How to convert these kind of char?

¹ù¸»³Ç - ËÑË÷

I am loading a webpage using DOMDocument and the title gave me those characters. What I’ve tried but not working:


// Apparently setting uft8 does nothing :(
$DOM = new DOMDocument('1.0', 'UTF-8');

// Not working
mb_convert_encoding( $title, 'utf-8', mb_detect_encoding($title) );

Anyone have any ideas?

I tried to use this:


// mb_detect_encoding detected as iso
$title = mb_convert_encoding( $title, 'utf-8', mb_detect_encoding($title, "ascii, cp1252, iso-8859-1, utf-8") );

echo $title;

I got new kind of character garbage :frowning:
¹ù¸»³Ç - Google ËÑË÷

If you have access to the code of the web page open it in Notepad++, go to Encoding and click “Convert to UTF-8 without BOM”.

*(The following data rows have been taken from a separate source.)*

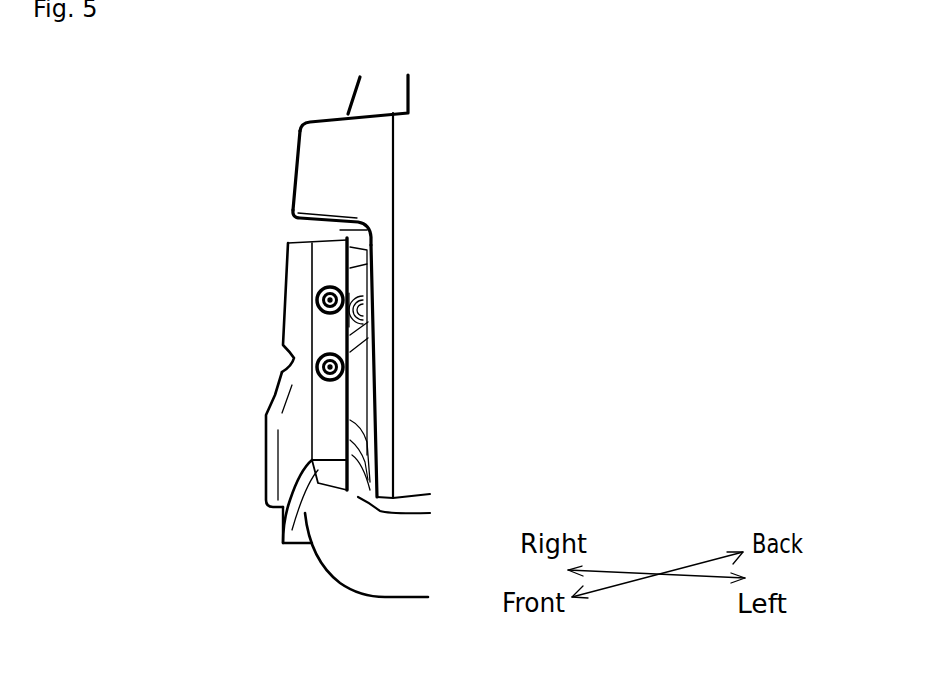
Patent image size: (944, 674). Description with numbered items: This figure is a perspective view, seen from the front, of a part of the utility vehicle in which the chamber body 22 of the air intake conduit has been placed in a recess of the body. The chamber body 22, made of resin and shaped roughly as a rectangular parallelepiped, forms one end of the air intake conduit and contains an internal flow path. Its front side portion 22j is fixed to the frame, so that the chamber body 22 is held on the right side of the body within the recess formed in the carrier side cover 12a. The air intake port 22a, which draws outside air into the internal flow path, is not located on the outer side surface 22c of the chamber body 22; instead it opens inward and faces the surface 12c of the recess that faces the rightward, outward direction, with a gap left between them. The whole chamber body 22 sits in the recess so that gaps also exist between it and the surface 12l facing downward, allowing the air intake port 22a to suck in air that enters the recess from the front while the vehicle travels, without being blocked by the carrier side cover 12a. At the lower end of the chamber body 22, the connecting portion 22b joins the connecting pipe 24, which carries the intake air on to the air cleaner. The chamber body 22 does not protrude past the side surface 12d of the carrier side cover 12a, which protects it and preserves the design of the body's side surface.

The carrier side cover 12a is at (307, 127).
The side surface of the carrier side cover 12d is at (297, 178).
The surface facing a downward direction 12l is at (310, 226).
The surface facing a rightward direction 12c is at (368, 383).
The chamber body 22 is at (292, 288).
The front side portion 22j is at (326, 326).
The air intake port 22a is at (350, 305).
The outer side surface 22c is at (268, 393).
The connecting portion 22b is at (380, 465).
The connecting pipe 24 is at (397, 565).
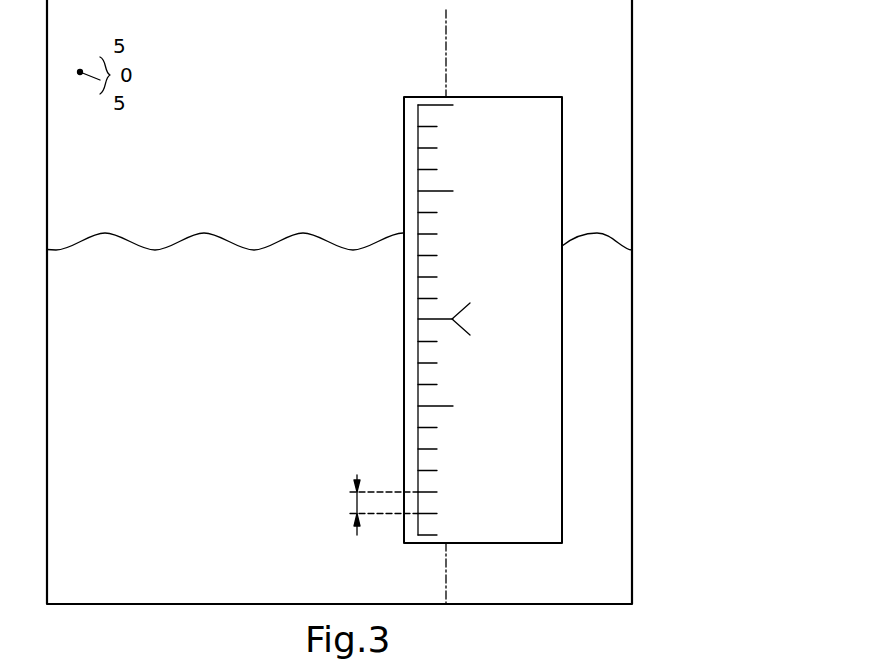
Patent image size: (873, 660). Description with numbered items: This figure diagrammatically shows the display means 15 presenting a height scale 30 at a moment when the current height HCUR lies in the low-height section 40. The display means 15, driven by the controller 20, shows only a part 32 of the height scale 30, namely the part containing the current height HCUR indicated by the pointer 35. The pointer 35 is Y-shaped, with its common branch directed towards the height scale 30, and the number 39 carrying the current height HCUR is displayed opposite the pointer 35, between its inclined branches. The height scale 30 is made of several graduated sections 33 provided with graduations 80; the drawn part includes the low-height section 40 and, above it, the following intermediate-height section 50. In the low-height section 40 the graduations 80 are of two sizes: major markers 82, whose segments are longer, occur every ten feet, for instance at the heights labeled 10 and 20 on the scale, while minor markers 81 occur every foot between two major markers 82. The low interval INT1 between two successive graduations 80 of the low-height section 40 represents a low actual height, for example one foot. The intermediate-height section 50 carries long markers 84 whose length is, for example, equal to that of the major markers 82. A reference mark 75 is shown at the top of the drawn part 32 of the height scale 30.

The display means 15 is at (632, 453).
The height scale 30 is at (586, 288).
The part of the height scale 32 is at (574, 104).
The graduated section 33 is at (619, 243).
The intermediate-height section 50 is at (542, 122).
The low-height section 40 is at (616, 345).
The pointer 35 is at (580, 317).
The number 39 is at (619, 337).
The current height HCUR is at (540, 334).
The graduations 80 is at (366, 281).
The minor markers 81 is at (423, 277).
The major markers 82 is at (366, 289).
The long markers 84 is at (366, 182).
The reference mark 75 is at (432, 105).
The controller 20 is at (432, 191).
The scale value 10 is at (418, 406).
The low interval INT1 is at (357, 500).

I may be wrong, but every time I’ve found those characters in my code it’s been because of BOM.

Thanks for your suggestion ultimate, I was reading the page from a random google result page:


$url = 'http://www.google.com.sg/search?hl=zh-CN&biw=1366&bih=636&q=%E9%83%AD%E5%AF%8C%E5%9F%8E&oq=%E9%83%AD%E5%AF%8C%E5%9F%8E&aq=f&aqi=g10&aql=undefined&gs_sm=e&gs_upl=6545l6545l0l1l1l0l0l0l0l295l295l2-1l1a';


$DOM = new DOMDocument('1.0', 'UTF-8');
@$DOM->loadHTMLFile($url)
echo $DOM->saveHTML();
exit;

Once I echo from there, I got this:

<title>¹ù¸»³Ç - Google ËÑË÷</title>

Which I want to convert the title to readable format, like if its russia language just display proper russia, or chinese just display proper chinese.

I’ve got this function BOM here though but the page is from google dynamically itself, so I believe not a bom issue?

 function removeBOM( $str ) {
        if ( substr($str, 0, 3) == pack( 'CCC', 0xef, 0xbb, 0xbf) ) {
            $str = substr($str, 3);
        }
        return $str;
    }

Anyone have any advice on whether the following class help?

http://blog.nairus.fr/public/scripts/php/HTMLEntities.php.txt

Tried the class, nothing works :(:frowning: